An idea called personal fat threshold (PFT) is getting used to personalize food regimen plans for diabetic patients, using individualized susceptibilities to excessive lipids of specific types, in addition to the quantity of fat stored within the pancreas and liver.

Similarly, ethnic groups with basal hyperinsulinemia could successfully stave off diabetes by reducing exposure to obesogenic aspects.

Finally, the scientists checked out the biological mechanism of several key parameters laid out in this model and located much of relevance to the event of T2DM. Some interesting insights were obtained, including the expected improvement in prognosis when treatment was aimed toward minimizing the hostile effect of a diabetes risk factor on the beta cells, in comparison with improving the environment that promoted diabetes. That’s, beta cells controlled glucose levels higher when shielded from a hostile environment, relatively than when treatment efforts were focused on changing the environment through, as an example, dietary modifications or exercise.

Again, some patients showed poorer glucose control despite increased insulin sensitivity, indicating that insulin resistance just isn’t the one goal vital within the treatment of diabetes.

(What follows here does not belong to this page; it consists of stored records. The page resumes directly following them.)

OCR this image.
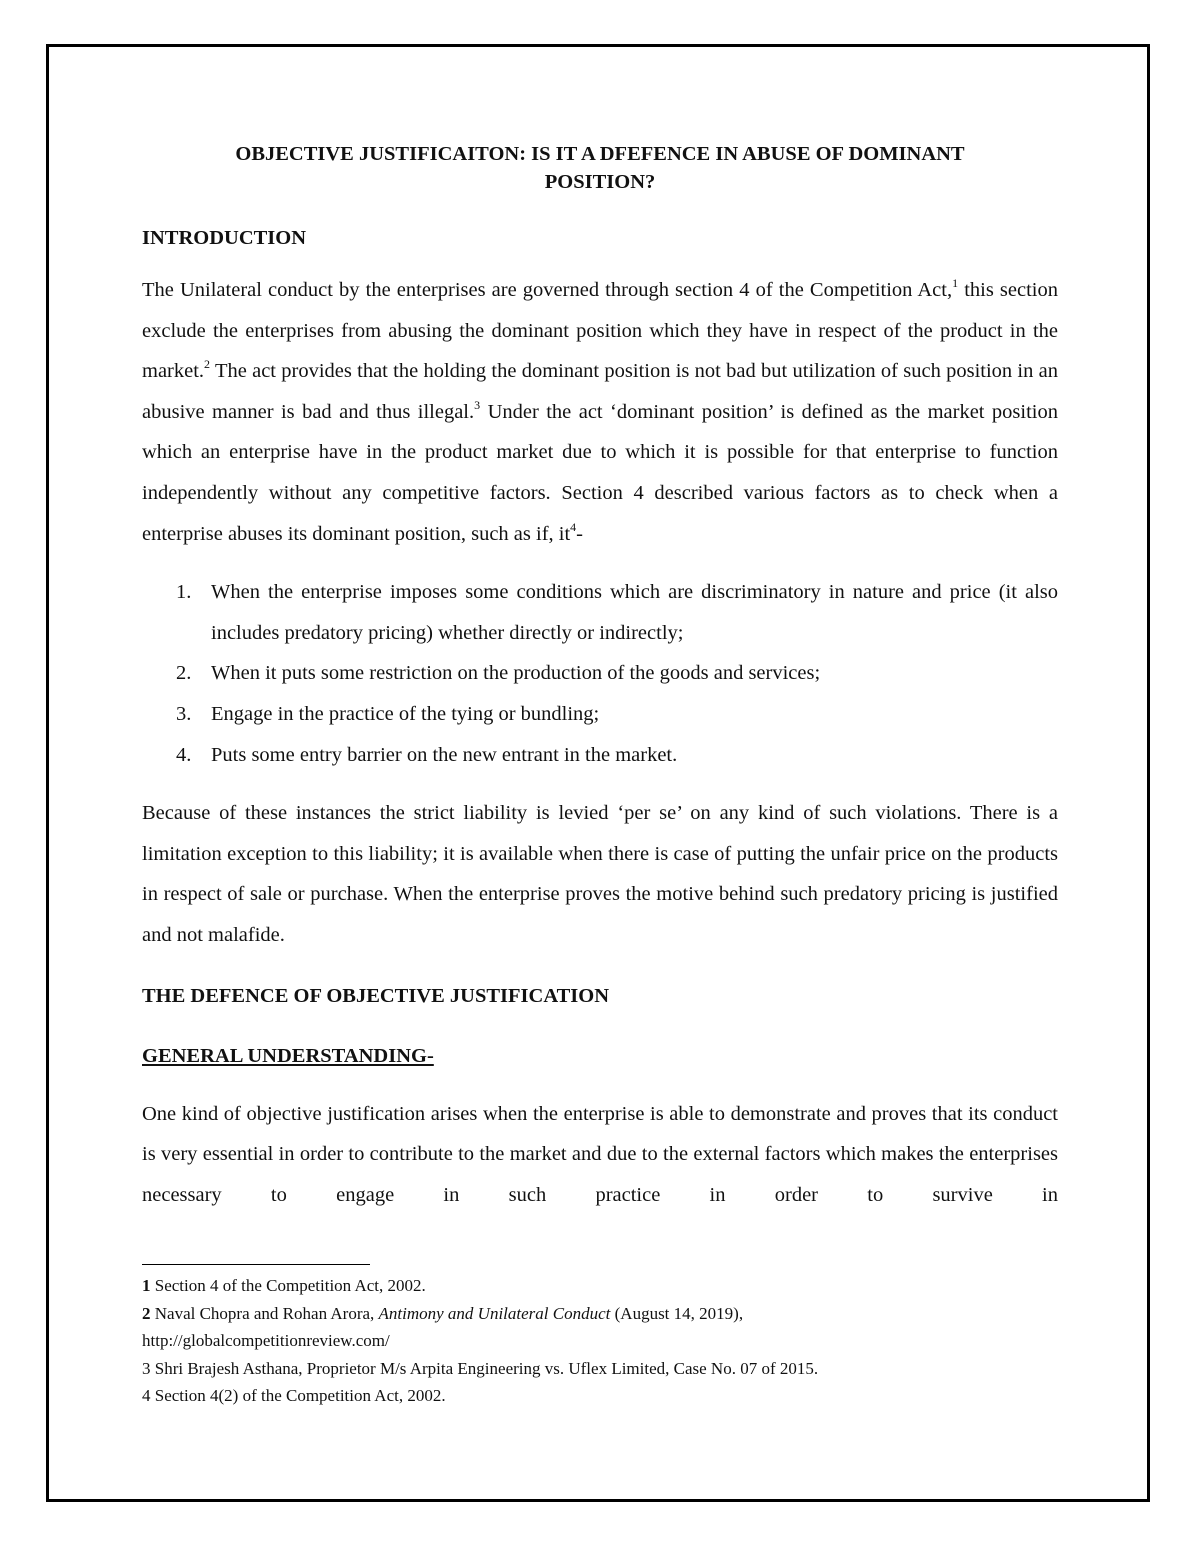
OBJECTIVE JUSTIFICAITON: IS IT A DFEFENCE IN ABUSE OF DOMINANT
POSITION?
INTRODUCTION

The Unilateral conduct by the enterprises are governed through section 4 of the Competition Act,$^1$ this section exclude the enterprises from abusing the dominant position which they have in respect of the product in the market.$^2$ The act provides that the holding the dominant position is not bad but utilization of such position in an abusive manner is bad and thus illegal.$^3$ Under the act ‘dominant position’ is defined as the market position which an enterprise have in the product market due to which it is possible for that enterprise to function independently without any competitive factors. Section 4 described various factors as to check when a enterprise abuses its dominant position, such as if, $it^4-$

1. When the enterprise imposes some conditions which are discriminatory in nature and price (it also includes predatory pricing) whether directly or indirectly;
2. When it puts some restriction on the production of the goods and services;
3. Engage in the practice of the tying or bundling;
4. Puts some entry barrier on the new entrant in the market.

Because of these instances the strict liability is levied ‘per se’ on any kind of such violations. There is a limitation exception to this liability; it is available when there is case of putting the unfair price on the products in respect of sale or purchase. When the enterprise proves the motive behind such predatory pricing is justified and not malafide.

THE DEFENCE OF OBJECTIVE JUSTIFICATION
GENERAL UNDERSTANDING-

One kind of objective justification arises when the enterprise is able to demonstrate and proves that its conduct is very essential in order to contribute to the market and due to the external factors which makes the enterprises necessary to engage in such practice in order to survive in

1 Section 4 of the Competition Act, 2002.

2 Naval Chopra and Rohan Arora, Antimony and Unilateral Conduct (August 14, 2019),
http://globalcompetitionreview.com/

3 Shri Brajesh Asthana, Proprietor M/s Arpita Engineering vs. Uflex Limited, Case No. 07 of 2015.

4 Section 4(2) of the Competition Act, 2002.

Certain individuals develop severe diabetes rapidly after an extended period of euglycemia. This preceding prolonged period of fantastic glucose control was traceable to lower glucose production within the liver, indicating the importance of this as a therapeutic and preventive goal.

What are the implications?

This study may encourage precise interventions to stop diabetes and facilitate individualized patient treatment.”

Though used here to know how diabetes progresses in an obesogenic environment, the model can investigate the results of other aspects, reminiscent of thyroid hormone or epinephrine oversecretion on the glucose regulatory system within the body.